Lawyer detained in Crimea

<< No 5 (238), 6 February 2017 >>

• FSB officers detain Nikolai Polozov in Simferopol •

Russian Federal Security Service (FSB) officers in Crimea have detained prominent lawyer Nikolai Polozov.A Radio Svoboda (RFE/RL) [r] journalist reported that six FSB officers arrested the lawyer at a hotel in Simferopol. He was taken to a police station for questioning as a witness in the trial of Ilmi Umerov, deputy leader of the Crimean Tatar Mejlis, or council, who is being defended by Polozov.

Polozov said that the FSB officers’ actions qualify as a kidnapping, not as an effort to question him. The Radio Svoboda reporter stated that the lawyer did not respond to the officers’ questions.

The Russian authorities in Crimea have accused 59-year-old Umerov of inciting violations of Russia’s territorial integrity. A criminal investigation was initiated against him after he spoke on television about the annexation of Crimea and events in the Donbass region.

Ilmi Umerov said on Facebook that the Crimean authorities wanted to bring him to trial with a new wording of the accusation against him, and noted that his meeting with the FSB investigator was scheduled for Friday 27 January.

In the course of the investigation Ilmi Umerov was transferred to a psychiatric hospital for an expert assessment. The court case resumed on Umerov’s release from hospital. On 31 December Umerov announced that he intended to appeal against being put on the register of “terrorists and extremists” who are active on Russian territory.

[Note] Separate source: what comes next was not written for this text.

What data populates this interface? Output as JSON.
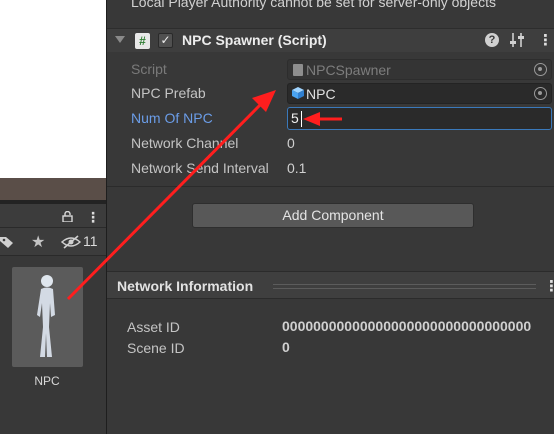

At the initiative of the infamous Russian prosecutor general for Crimea, Ms Poklonskaya, the peninsula’s Supreme Court declared the Mejlis of the Crimean Tatar people an “extremist organisation”. It proved impossible to challenge this position in the Russian Federation’s Supreme Court.

Human rights defenders consider this decision to be unjust and deeply flawed. In particular, they highlighted during the court session that “the Mejlis is a body for democratic representation, not a non-governmental organisation, that it is not possible for a lawsuit to be brought to declare it extremist, and that its activities cannot be considered extremist”.

Senior lawyer for Memorial Human Rights Centre [r], Kirill Koroteev, stressed [r]: “In terms of the implications, membership of an extremist organisation is a crime under Russian law. The 33 members of the Mejlis are at risk, and the local authorities may extend harassment to members of regional and local mejlises, in which case the crackdown would affect hundreds of people”.

Russia annexed Crimea in March 2014 after a referendum which was monitored by Russian forces. The results of the vote have not been recognised by the majority of the countries of the world, and the European Union and the USA have enacted economic sanctions against Russia.